Last year businesses and financial institutions lost $47.6 billion and consumers lost $5 billion.

On July 21, 2003, Gartner (www.gartner.com) released the results of a survey of 2,445 households in regards to identity theft. A summary of their findings:

Identity theft is up nearly 80% from last year.

7 million U.S. consumers were identity theft victims in the 12 months prior to the survey.

Because of the nature of identity theft, the thieves have just a 1 in 700 chance of being caught by Federal authorities.

On September 23, 2003, the Identity Theft Resource Center (www.idtheftcenter.org) released its survey on the impact of identity theft on 173 known victims.

Nearly 85% of all the victims surveyed found out about their identity theft case in a negative way.
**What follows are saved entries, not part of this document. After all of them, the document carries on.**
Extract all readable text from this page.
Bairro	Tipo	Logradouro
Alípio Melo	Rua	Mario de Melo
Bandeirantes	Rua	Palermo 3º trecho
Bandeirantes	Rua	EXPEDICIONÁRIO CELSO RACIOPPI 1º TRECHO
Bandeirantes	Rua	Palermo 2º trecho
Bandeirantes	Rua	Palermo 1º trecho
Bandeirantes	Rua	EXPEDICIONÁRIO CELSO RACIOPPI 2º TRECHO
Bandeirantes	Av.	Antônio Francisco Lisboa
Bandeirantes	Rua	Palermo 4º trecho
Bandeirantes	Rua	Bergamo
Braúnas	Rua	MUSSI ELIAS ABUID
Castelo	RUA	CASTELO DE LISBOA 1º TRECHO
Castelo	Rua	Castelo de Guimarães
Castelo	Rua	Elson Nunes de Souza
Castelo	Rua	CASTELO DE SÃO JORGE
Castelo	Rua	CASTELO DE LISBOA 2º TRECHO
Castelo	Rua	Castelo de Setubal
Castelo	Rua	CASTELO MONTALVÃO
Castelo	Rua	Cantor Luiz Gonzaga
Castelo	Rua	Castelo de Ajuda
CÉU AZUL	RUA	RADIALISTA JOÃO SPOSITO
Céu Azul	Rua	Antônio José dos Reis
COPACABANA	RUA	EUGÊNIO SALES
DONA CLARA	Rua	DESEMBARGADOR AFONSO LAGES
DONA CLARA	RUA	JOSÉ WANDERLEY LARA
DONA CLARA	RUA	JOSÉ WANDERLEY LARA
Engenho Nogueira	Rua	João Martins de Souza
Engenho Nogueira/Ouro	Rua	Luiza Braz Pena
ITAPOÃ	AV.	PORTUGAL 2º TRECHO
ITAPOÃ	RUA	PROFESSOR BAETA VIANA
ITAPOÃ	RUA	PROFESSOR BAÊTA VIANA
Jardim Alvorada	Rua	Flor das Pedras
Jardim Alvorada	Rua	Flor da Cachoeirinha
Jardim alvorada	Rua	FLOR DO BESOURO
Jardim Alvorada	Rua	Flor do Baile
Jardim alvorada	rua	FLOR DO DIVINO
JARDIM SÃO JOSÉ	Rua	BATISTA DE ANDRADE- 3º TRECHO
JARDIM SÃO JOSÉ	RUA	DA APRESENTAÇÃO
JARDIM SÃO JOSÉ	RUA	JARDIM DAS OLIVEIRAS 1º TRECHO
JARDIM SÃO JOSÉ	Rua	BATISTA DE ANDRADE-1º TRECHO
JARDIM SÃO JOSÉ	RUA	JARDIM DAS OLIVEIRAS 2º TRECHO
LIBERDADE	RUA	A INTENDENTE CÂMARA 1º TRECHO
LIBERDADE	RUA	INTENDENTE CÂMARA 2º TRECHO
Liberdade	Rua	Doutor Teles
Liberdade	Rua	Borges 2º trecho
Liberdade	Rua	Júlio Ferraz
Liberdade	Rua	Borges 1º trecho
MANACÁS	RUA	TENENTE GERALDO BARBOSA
Only 15% of the victims found out as a result of a proactive stance from a business.

The average time victims spent to eliminate negative information from their credit reports is 600 hours.

The emotional impact of identity theft has been found to be equivalent to that of a violent crime. 

On January 26, 2005, the Better Business Bureau (BBB) (www.bbb.org) released its Identity Theft survey as an update to the Federal Trade Commission’s 2003 Identity Theft Survey Report. Some key findings of the BBB survey are:

Within the twelve months prior to the survey, 9.3 million Americans were victims of identity theft.

The total annual identity fraud cost in the United States, remains virtually unchanged since 2003 at $52.6 Billion.

Most thieves still obtain personal information through traditional (ie: documents or media) rather than electronic channels

Conventional methods such as lost or stolen wallets, misappropriation by family and friends, and theft of paper mail are among the most common methods.